Personaggi di questo calibro hanno la possibilità di leggere il futuro. In un'intervista al Corriere della Sera, Venediktov dice la sua su come potrebbe ragionare Putin a proposito della fine del conflitto. Si tratta di un "freddo calcolatore", dice, che non terrà conto di chi è arrivato alla Casa Bianca: vale a dire che procederà dritto per la sua strada, indipendentemente da ciò che accadrà a Pennsylvania Avenue. Per questo il giornalista è pronto a scommettere che, al di là di Donald Trump, Putin come minimo si terrà Donbass e Crimea, mettendo fine all'avventura "estiva" dell'Ucraina nel Kursk.
Il leader russo, infatti, si sarebbe ormai esposto troppo e sa che, soprattutto per tenere le redini della politica interna, non può cedere di un millimetro. Dopo migliaia di morti, la mobilitazione, l'economia russa disastrata e riconvertita quasi totalmente a economia di guerra, ammettere di aver sbagliato facendo un passo indietro, accondiscendere alla parità equivale a un suicidio politico.
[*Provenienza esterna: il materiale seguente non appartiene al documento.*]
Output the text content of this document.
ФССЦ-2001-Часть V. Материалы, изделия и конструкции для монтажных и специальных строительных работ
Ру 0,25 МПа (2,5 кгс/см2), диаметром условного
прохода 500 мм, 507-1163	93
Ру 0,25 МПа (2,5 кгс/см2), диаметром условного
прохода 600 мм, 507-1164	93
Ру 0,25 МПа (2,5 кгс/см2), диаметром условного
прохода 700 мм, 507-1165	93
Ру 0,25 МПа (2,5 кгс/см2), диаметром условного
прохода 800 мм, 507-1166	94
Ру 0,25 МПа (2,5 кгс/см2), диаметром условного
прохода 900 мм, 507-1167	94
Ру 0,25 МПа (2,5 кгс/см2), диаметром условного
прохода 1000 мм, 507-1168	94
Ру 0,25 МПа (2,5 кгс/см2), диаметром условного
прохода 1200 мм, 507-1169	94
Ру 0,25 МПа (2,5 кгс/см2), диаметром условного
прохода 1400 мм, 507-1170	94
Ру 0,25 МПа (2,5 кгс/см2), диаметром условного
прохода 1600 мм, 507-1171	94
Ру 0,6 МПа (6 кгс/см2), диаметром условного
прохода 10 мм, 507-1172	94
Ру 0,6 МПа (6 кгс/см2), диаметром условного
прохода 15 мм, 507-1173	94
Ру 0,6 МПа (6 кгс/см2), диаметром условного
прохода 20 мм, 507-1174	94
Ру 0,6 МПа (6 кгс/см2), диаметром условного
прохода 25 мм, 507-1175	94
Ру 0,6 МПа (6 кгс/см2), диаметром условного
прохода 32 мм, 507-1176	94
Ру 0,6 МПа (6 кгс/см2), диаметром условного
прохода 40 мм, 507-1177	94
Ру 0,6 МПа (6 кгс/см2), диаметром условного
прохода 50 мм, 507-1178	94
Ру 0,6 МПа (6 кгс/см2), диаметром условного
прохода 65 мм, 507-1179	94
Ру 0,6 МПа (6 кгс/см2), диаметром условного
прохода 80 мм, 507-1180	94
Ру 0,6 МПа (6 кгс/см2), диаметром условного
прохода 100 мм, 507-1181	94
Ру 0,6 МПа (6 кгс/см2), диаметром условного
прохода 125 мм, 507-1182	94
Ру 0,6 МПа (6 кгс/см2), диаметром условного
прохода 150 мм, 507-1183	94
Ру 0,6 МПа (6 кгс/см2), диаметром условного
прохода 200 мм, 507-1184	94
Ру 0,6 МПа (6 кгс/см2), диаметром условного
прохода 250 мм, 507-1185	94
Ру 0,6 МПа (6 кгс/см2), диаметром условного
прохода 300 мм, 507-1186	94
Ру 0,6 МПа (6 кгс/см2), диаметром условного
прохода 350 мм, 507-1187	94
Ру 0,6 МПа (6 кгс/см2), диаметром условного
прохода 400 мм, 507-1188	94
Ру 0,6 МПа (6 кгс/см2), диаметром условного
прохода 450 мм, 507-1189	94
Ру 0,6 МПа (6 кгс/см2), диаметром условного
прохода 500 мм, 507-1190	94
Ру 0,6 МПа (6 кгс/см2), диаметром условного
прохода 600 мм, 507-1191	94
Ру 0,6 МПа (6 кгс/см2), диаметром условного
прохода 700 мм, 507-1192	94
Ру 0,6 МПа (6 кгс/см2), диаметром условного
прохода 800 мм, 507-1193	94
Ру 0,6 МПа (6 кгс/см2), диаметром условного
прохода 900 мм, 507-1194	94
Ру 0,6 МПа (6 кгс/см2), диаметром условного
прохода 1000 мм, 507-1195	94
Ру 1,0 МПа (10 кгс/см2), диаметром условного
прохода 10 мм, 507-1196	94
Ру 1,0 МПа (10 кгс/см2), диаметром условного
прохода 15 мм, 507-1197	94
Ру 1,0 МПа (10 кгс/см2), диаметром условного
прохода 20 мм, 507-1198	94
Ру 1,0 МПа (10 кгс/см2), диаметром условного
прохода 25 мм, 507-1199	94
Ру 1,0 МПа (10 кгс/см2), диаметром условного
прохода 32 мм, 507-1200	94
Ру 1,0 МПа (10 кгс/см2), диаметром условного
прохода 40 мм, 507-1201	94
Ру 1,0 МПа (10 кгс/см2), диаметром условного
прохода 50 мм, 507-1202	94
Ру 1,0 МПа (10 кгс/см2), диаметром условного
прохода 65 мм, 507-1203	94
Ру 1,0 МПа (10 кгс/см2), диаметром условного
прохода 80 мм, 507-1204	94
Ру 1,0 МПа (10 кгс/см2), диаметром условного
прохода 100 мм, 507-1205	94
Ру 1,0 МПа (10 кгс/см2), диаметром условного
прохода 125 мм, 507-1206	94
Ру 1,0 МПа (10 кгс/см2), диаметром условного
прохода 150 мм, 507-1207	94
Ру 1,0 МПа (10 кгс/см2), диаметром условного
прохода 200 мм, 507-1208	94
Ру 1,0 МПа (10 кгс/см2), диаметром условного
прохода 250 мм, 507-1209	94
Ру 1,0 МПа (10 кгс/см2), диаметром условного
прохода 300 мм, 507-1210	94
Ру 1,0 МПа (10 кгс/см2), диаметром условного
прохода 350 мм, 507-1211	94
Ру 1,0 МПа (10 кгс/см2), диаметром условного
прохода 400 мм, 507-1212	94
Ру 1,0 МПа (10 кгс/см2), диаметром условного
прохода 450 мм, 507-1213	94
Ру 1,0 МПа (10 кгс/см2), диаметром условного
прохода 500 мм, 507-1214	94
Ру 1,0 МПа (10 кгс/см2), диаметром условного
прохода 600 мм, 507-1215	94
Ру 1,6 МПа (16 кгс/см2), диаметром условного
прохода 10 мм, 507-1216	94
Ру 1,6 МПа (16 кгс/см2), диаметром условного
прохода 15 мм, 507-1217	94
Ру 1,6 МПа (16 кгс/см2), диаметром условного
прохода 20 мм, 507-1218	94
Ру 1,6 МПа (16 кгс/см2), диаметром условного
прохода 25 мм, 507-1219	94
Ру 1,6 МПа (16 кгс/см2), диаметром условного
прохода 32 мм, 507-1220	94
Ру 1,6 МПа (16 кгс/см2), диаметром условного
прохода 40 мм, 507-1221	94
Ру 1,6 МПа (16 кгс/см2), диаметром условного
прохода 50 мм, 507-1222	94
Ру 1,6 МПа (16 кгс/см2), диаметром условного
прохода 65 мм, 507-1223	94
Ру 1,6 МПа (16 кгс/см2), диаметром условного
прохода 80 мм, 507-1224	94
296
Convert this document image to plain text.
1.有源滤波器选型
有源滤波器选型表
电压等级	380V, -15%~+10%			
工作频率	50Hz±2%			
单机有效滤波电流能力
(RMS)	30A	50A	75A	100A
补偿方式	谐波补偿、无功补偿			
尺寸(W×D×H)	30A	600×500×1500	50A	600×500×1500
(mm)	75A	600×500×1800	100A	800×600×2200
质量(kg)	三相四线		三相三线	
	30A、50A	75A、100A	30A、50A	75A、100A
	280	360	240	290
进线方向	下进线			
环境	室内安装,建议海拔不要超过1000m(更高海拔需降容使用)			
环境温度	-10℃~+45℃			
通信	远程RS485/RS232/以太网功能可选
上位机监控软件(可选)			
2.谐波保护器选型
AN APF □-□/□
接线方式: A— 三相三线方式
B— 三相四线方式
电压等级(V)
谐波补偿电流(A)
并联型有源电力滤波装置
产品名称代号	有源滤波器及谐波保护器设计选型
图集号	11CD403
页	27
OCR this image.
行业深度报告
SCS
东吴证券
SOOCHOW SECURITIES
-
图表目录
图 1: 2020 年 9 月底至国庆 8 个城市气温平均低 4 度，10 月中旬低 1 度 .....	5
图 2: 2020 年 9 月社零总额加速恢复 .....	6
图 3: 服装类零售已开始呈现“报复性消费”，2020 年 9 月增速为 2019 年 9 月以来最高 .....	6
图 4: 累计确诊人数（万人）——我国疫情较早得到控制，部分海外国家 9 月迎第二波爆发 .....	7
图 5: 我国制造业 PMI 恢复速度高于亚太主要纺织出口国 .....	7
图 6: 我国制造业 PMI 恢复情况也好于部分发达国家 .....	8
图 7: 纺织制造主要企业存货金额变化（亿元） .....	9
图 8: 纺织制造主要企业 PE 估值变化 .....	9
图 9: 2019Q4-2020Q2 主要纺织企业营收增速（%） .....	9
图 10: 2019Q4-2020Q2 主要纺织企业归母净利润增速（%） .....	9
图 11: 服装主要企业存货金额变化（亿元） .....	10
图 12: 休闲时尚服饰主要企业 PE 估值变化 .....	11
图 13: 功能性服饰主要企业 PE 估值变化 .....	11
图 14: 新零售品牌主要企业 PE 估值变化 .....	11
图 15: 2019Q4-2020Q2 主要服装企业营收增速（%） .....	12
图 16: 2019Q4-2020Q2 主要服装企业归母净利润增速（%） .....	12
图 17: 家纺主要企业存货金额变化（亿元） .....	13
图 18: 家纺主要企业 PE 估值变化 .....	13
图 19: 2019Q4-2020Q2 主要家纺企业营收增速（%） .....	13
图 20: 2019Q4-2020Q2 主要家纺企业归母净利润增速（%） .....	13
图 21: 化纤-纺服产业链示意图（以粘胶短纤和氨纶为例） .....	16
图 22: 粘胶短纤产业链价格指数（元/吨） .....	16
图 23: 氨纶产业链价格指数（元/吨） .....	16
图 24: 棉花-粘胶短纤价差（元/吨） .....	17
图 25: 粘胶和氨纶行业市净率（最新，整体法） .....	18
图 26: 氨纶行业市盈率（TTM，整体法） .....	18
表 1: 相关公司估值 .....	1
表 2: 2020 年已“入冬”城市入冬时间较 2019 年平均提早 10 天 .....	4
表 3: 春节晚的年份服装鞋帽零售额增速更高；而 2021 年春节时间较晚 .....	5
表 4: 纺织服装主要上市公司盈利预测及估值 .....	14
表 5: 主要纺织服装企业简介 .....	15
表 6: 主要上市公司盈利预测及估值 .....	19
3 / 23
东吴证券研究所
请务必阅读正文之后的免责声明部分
Con gravissime conseguenze per la stabilità interna. Secondo il noto giornalista, Putin perseguirebbe un senso tutto personale della giustizia che va dalla difesa dei russofoni nel mondo alla lotta contro la Nato. Ma allo stesso tempo e pronto a non prendere sul serio le velleità nucleari che lui stesso annuncia un giorno sì e l'altro pure. Provocazioni, esercizio di deterrenza e nulla più.
Riflessioni che sollevano e inquietano allo stesso tempo, soprattutto alla luce della telefonata intercorsa tra il presidente neoeletto Trump e Putin, in occasione della quale il tycoon avrebbe espresso interesse a discutere di "una rapida risoluzione della guerra in Ucraina" nelle successive conversazioni tra i due. Un colloquio che conosciamo grazie alle indiscrezioni del Washington Post poiché non c'è stata alcuna immediata conferma ufficiale da parte di Washington o di Mosca: il governo ucraino sarebbe stato informato della chiamata senza opporvisi.
Che questo sia un passo avanti o meno, difficile saperlo: certo è che si tratta comunque un passo che rende più futuribili eventuali futuri negoziati. Almeno sulla carta: se una cosa questo conflitto ha insegnato, è che tutto può davvero accadere.